Players will have to deal with repercussions throughout the game

Mar 18, 2013 13:38 GMT  ·  By

Watch Dogs, the upcoming open-world action game from Ubisoft allows players to do a lot of things throughout the story and their decisions will have unique consequences that make sense in the real world, according to developer Ubisoft Montreal.

Watch Dogs impressed lots of gamers both at E3 2012, when it was revealed to the world, but also at the Sony PlayStation 4 press conference, where a live gameplay demo was shown to the world.

The game is set in a fictional version of Chicago where a central computer system controls the whole city while the protagonist, Aidan Pearce, can remotely hack into it and its various components to protect his family.

Besides the main adventures, Pearce can also embark on side quests like the domestic disturbance that was portrayed at the PS4 conference and showed a man breaking his restraining order and going after his ex-wife.

Pearce eventually took him down by hacking into a fuse box and causing it to burst but he could have also used his gun and other more lethal means that would result in various other consequences.

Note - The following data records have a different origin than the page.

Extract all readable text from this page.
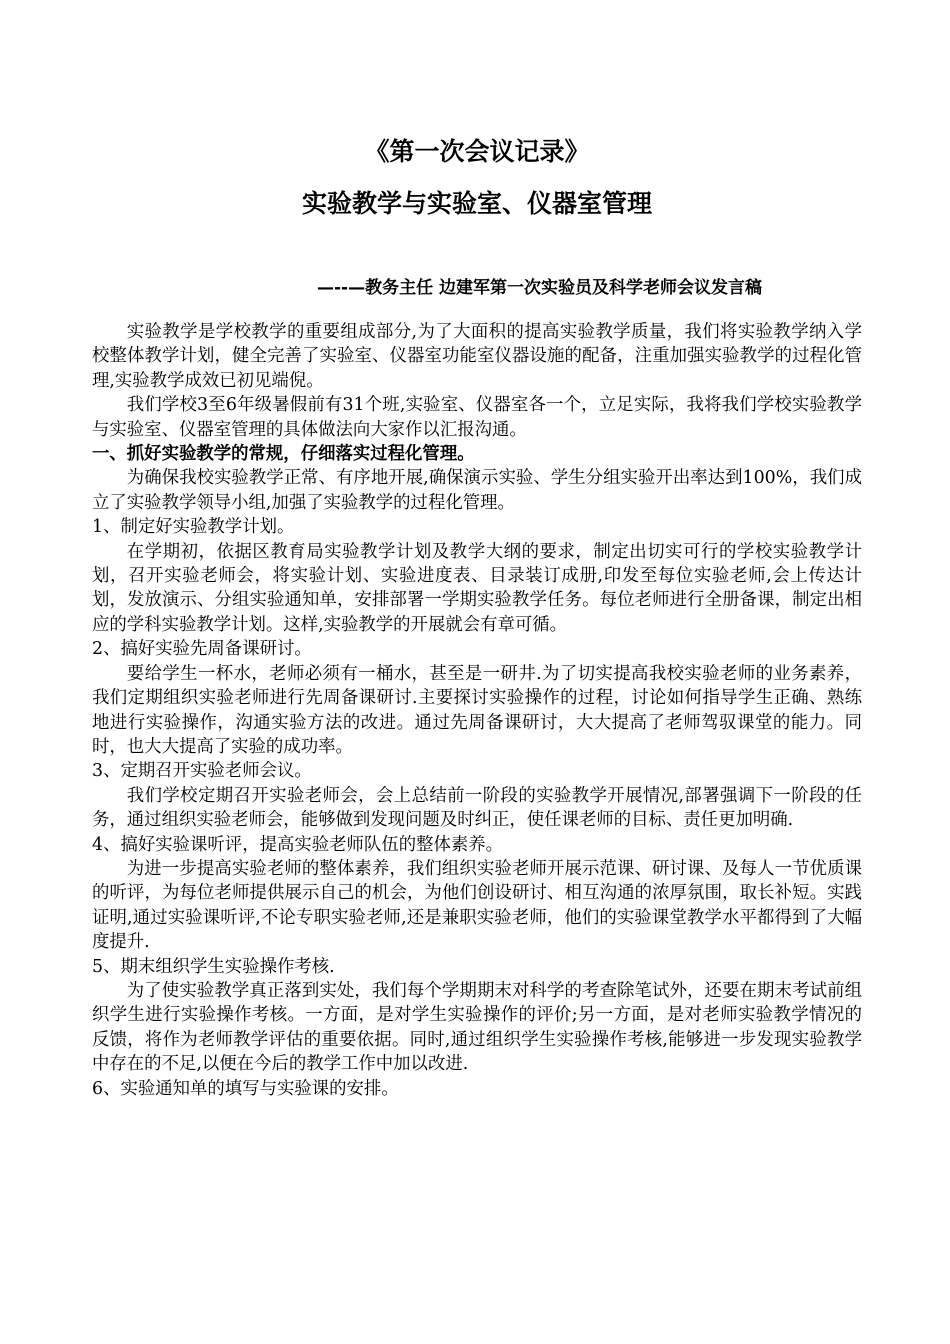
《第一次会议记录》
实验教学与实验室、仪器室管理
—--—教务主任 边建军第一次实验员及科学老师会议发言稿

实验教学是学校教学的重要组成部分,为了大面积的提高实验教学质量，我们将实验教学纳入学校整体教学计划，健全完善了实验室、仪器室功能室仪器设施的配备，注重加强实验教学的过程化管理,实验教学成效已初见端倪。

我们学校3至6年级暑假前有31个班,实验室、仪器室各一个，立足实际，我将我们学校实验教学与实验室、仪器室管理的具体做法向大家作以汇报沟通。

一、抓好实验教学的常规，仔细落实过程化管理。

为确保我校实验教学正常、有序地开展,确保演示实验、学生分组实验开出率达到100%，我们成立了实验教学领导小组,加强了实验教学的过程化管理。

1、制定好实验教学计划。

在学期初，依据区教育局实验教学计划及教学大纲的要求，制定出切实可行的学校实验教学计划，召开实验老师会，将实验计划、实验进度表、目录装订成册,印发至每位实验老师,会上传达计划，发放演示、分组实验通知单，安排部署一学期实验教学任务。每位老师进行全册备课，制定出相应的学科实验教学计划。这样,实验教学的开展就会有章可循。

2、搞好实验先周备课研讨。

要给学生一杯水，老师必须有一桶水，甚至是一研井.为了切实提高我校实验老师的业务素养，我们定期组织实验老师进行先周备课研讨.主要探讨实验操作的过程，讨论如何指导学生正确、熟练地进行实验操作，沟通实验方法的改进。通过先周备课研讨，大大提高了老师驾驭课堂的能力。同时，也大大提高了实验的成功率。

3、定期召开实验老师会议。

我们学校定期召开实验老师会，会上总结前一阶段的实验教学开展情况,部署强调下一阶段的任务，通过组织实验老师会，能够做到发现问题及时纠正，使任课老师的目标、责任更加明确.

4、搞好实验课听评，提高实验老师队伍的整体素养。

为进一步提高实验老师的整体素养，我们组织实验老师开展示范课、研讨课、及每人一节优质课的听评，为每位老师提供展示自己的机会，为他们创设研讨、相互沟通的浓厚氛围，取长补短。实践证明,通过实验课听评,不论专职实验老师,还是兼职实验老师，他们的实验课堂教学水平都得到了大幅度提升.

5、期末组织学生实验操作考核.

为了使实验教学真正落到实处，我们每个学期期末对科学的考查除笔试外，还要在期末考试前组织学生进行实验操作考核。一方面，是对学生实验操作的评价;另一方面，是对老师实验教学情况的反馈，将作为老师教学评估的重要依据。同时,通过组织学生实验操作考核,能够进一步发现实验教学中存在的不足,以便在今后的教学工作中加以改进.

6、实验通知单的填写与实验课的安排。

While these include things like a police chase, they also result in a new event in Pearce's notoriety. If he killed that person stealthily, news reports would comment on the man's life, according to Ubisoft Montreal's Jonathan Morin.

"What’s important for us is not to judge the player, but I think every player, regardless of how they play the game, they will expect natural, believable reactions from the system," Morin told Digital Trends.

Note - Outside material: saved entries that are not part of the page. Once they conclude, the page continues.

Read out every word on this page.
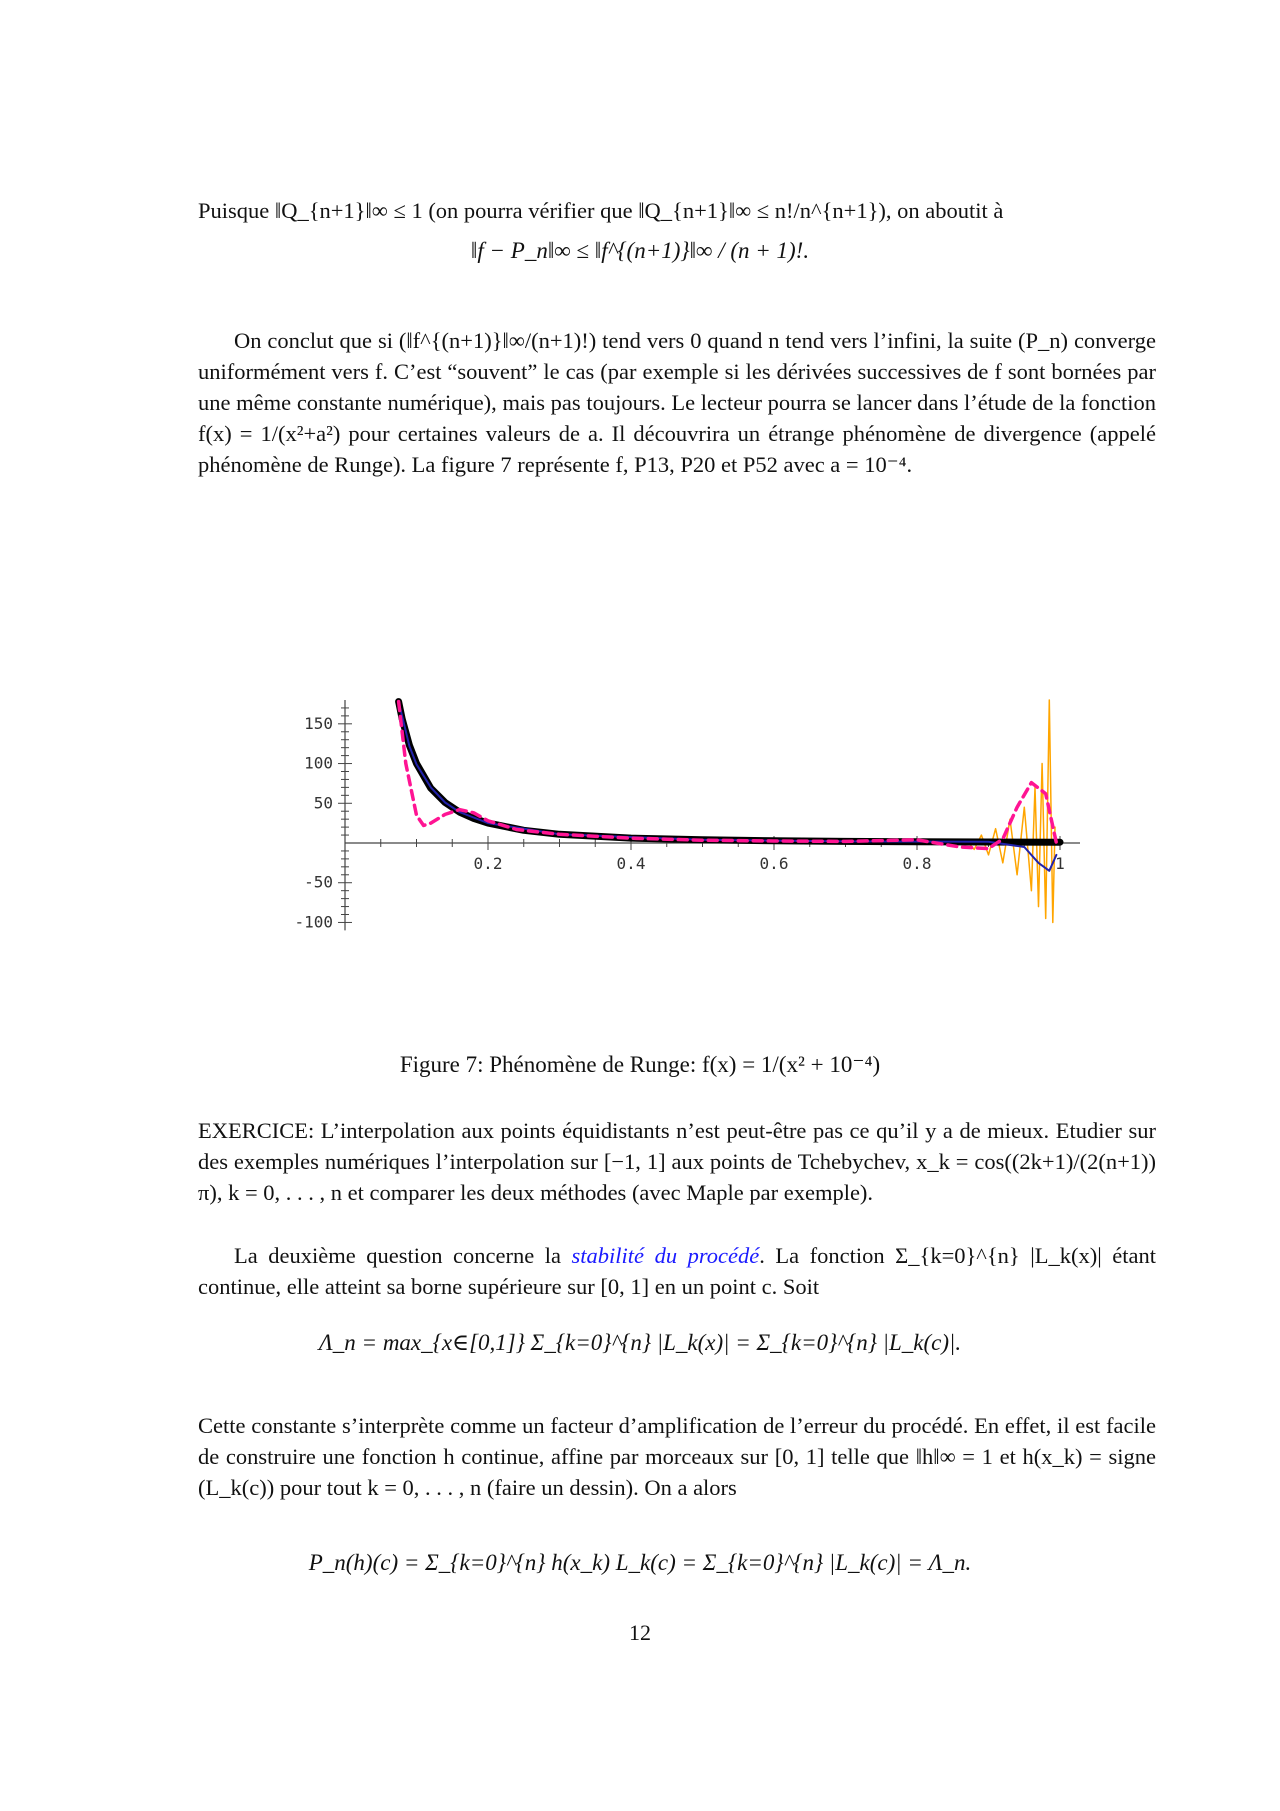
Puisque ‖Q_{n+1}‖∞ ≤ 1 (on pourra vérifier que ‖Q_{n+1}‖∞ ≤ n!/n^{n+1}), on aboutit à
‖f − P_n‖∞ ≤ ‖f^{(n+1)}‖∞ / (n + 1)!.
On conclut que si (‖f^{(n+1)}‖∞/(n+1)!) tend vers 0 quand n tend vers l’infini, la suite (P_n) converge uniformément vers f. C’est “souvent” le cas (par exemple si les dérivées successives de f sont bornées par une même constante numérique), mais pas toujours. Le lecteur pourra se lancer dans l’étude de la fonction f(x) = 1/(x²+a²) pour certaines valeurs de a. Il découvrira un étrange phénomène de divergence (appelé phénomène de Runge). La figure 7 représente f, P13, P20 et P52 avec a = 10⁻⁴.
0.2	0.4	0.6	0.8	1
150
100
50
-50
-100
Figure 7: Phénomène de Runge: f(x) = 1/(x² + 10⁻⁴)
EXERCICE: L’interpolation aux points équidistants n’est peut-être pas ce qu’il y a de mieux. Etudier sur des exemples numériques l’interpolation sur [−1, 1] aux points de Tchebychev, x_k = cos((2k+1)/(2(n+1)) π), k = 0, . . . , n et comparer les deux méthodes (avec Maple par exemple).
La deuxième question concerne la stabilité du procédé. La fonction Σ_{k=0}^{n} |L_k(x)| étant continue, elle atteint sa borne supérieure sur [0, 1] en un point c. Soit
Λ_n = max_{x∈[0,1]} Σ_{k=0}^{n} |L_k(x)| = Σ_{k=0}^{n} |L_k(c)|.
Cette constante s’interprète comme un facteur d’amplification de l’erreur du procédé. En effet, il est facile de construire une fonction h continue, affine par morceaux sur [0, 1] telle que ‖h‖∞ = 1 et h(x_k) = signe (L_k(c)) pour tout k = 0, . . . , n (faire un dessin). On a alors
P_n(h)(c) = Σ_{k=0}^{n} h(x_k) L_k(c) = Σ_{k=0}^{n} |L_k(c)| = Λ_n.
12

"So if a player wants to kill the good guy, he’s expecting to see the world surprise him with logical situations afterwards. That’s where we’re going, we’re not judging anything."

What's more, Morin has also emphasized that, while Watch Dogs takes some liberties with the technology seen in its version of Chicago, things like central computer systems controlling entire cities exist in real life.

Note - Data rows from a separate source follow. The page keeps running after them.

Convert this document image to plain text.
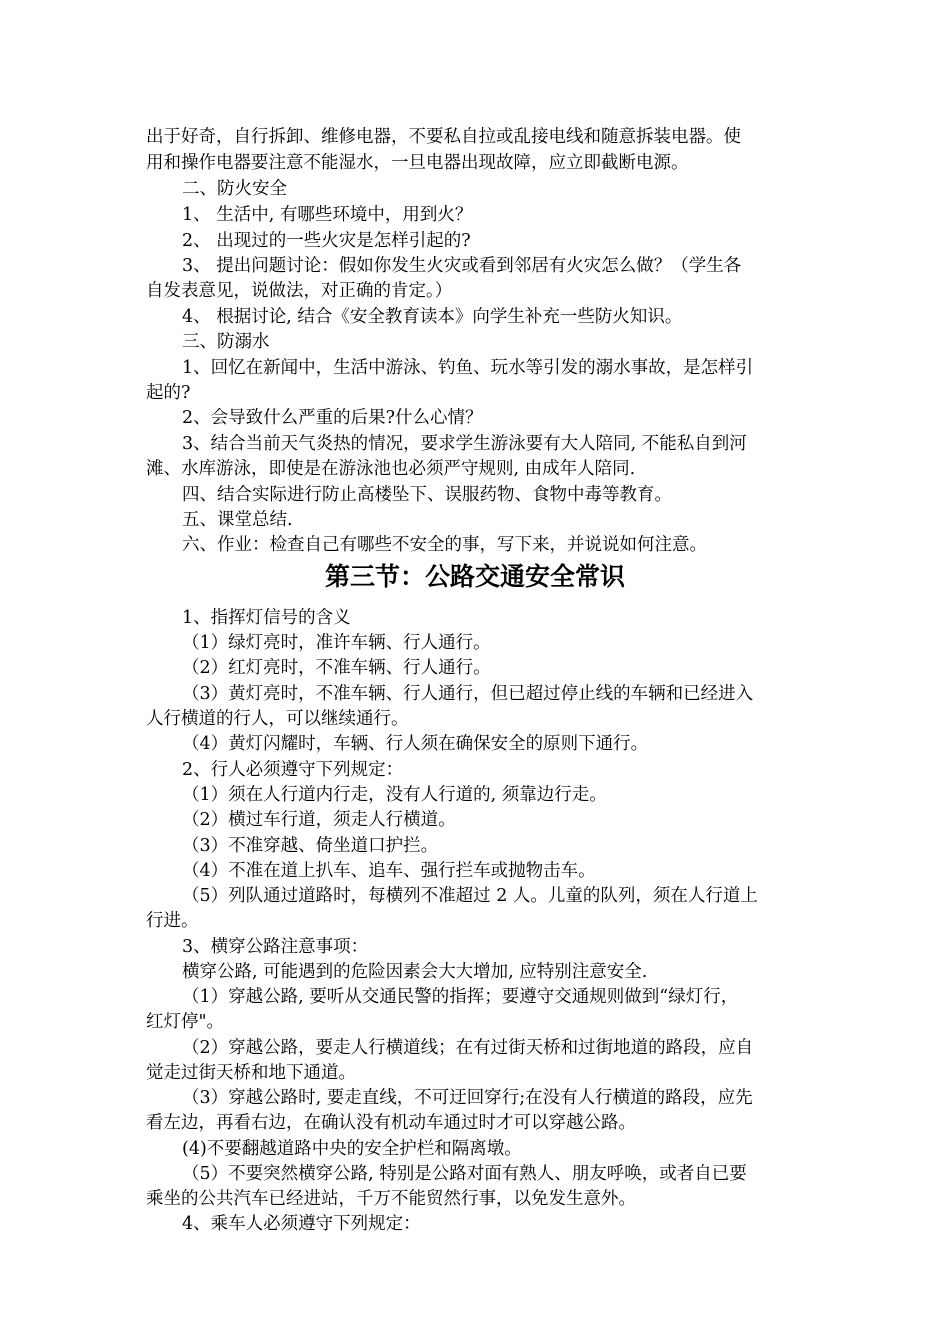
出于好奇，自行拆卸、维修电器，不要私自拉或乱接电线和随意拆装电器。使
用和操作电器要注意不能湿水，一旦电器出现故障，应立即截断电源。
二、防火安全
1、 生活中, 有哪些环境中，用到火？
2、 出现过的一些火灾是怎样引起的?
3、 提出问题讨论：假如你发生火灾或看到邻居有火灾怎么做？（学生各
自发表意见，说做法，对正确的肯定。）
4、 根据讨论, 结合《安全教育读本》向学生补充一些防火知识。
三、防溺水
1、回忆在新闻中，生活中游泳、钓鱼、玩水等引发的溺水事故，是怎样引
起的?
2、会导致什么严重的后果?什么心情？
3、结合当前天气炎热的情况，要求学生游泳要有大人陪同, 不能私自到河
滩、水库游泳，即使是在游泳池也必须严守规则, 由成年人陪同.
四、结合实际进行防止高楼坠下、误服药物、食物中毒等教育。
五、课堂总结.
六、作业：检查自己有哪些不安全的事，写下来，并说说如何注意。
第三节：公路交通安全常识
1、指挥灯信号的含义
（1）绿灯亮时，准许车辆、行人通行。
（2）红灯亮时，不准车辆、行人通行。
（3）黄灯亮时，不准车辆、行人通行，但已超过停止线的车辆和已经进入
人行横道的行人，可以继续通行。
（4）黄灯闪耀时，车辆、行人须在确保安全的原则下通行。
2、行人必须遵守下列规定：
（1）须在人行道内行走，没有人行道的, 须靠边行走。
（2）横过车行道，须走人行横道。
（3）不准穿越、倚坐道口护拦。
（4）不准在道上扒车、追车、强行拦车或抛物击车。
（5）列队通过道路时，每横列不准超过 2 人。儿童的队列，须在人行道上
行进。
3、横穿公路注意事项：
横穿公路, 可能遇到的危险因素会大大增加, 应特别注意安全.
（1）穿越公路, 要听从交通民警的指挥；要遵守交通规则做到“绿灯行，
红灯停"。
（2）穿越公路，要走人行横道线；在有过街天桥和过街地道的路段，应自
觉走过街天桥和地下通道。
（3）穿越公路时, 要走直线，不可迂回穿行;在没有人行横道的路段，应先
看左边，再看右边，在确认没有机动车通过时才可以穿越公路。
(4)不要翻越道路中央的安全护栏和隔离墩。
（5）不要突然横穿公路, 特别是公路对面有熟人、朋友呼唤，或者自已要
乘坐的公共汽车已经进站，千万不能贸然行事，以免发生意外。
4、乘车人必须遵守下列规定：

"It’s actually 100-percent based on real technology," Morin said, "but like all the time, when you tap into the edge of what’s going on right now, you enter what I would personally call the ‘sweet spot’ of certain people that say ‘wow, it’s really relevant, it’s today’s world.’ Some others would say ‘near future, cyber punk.’ And that’s an awesome spectrum. It’s like the Profiler. You want to let the player perceive what he likes."

Watch Dogs is set to appear this year for the PC, PS3, and Xbox 360 but also for the PlayStation 4 and the oft-rumored Xbox 720.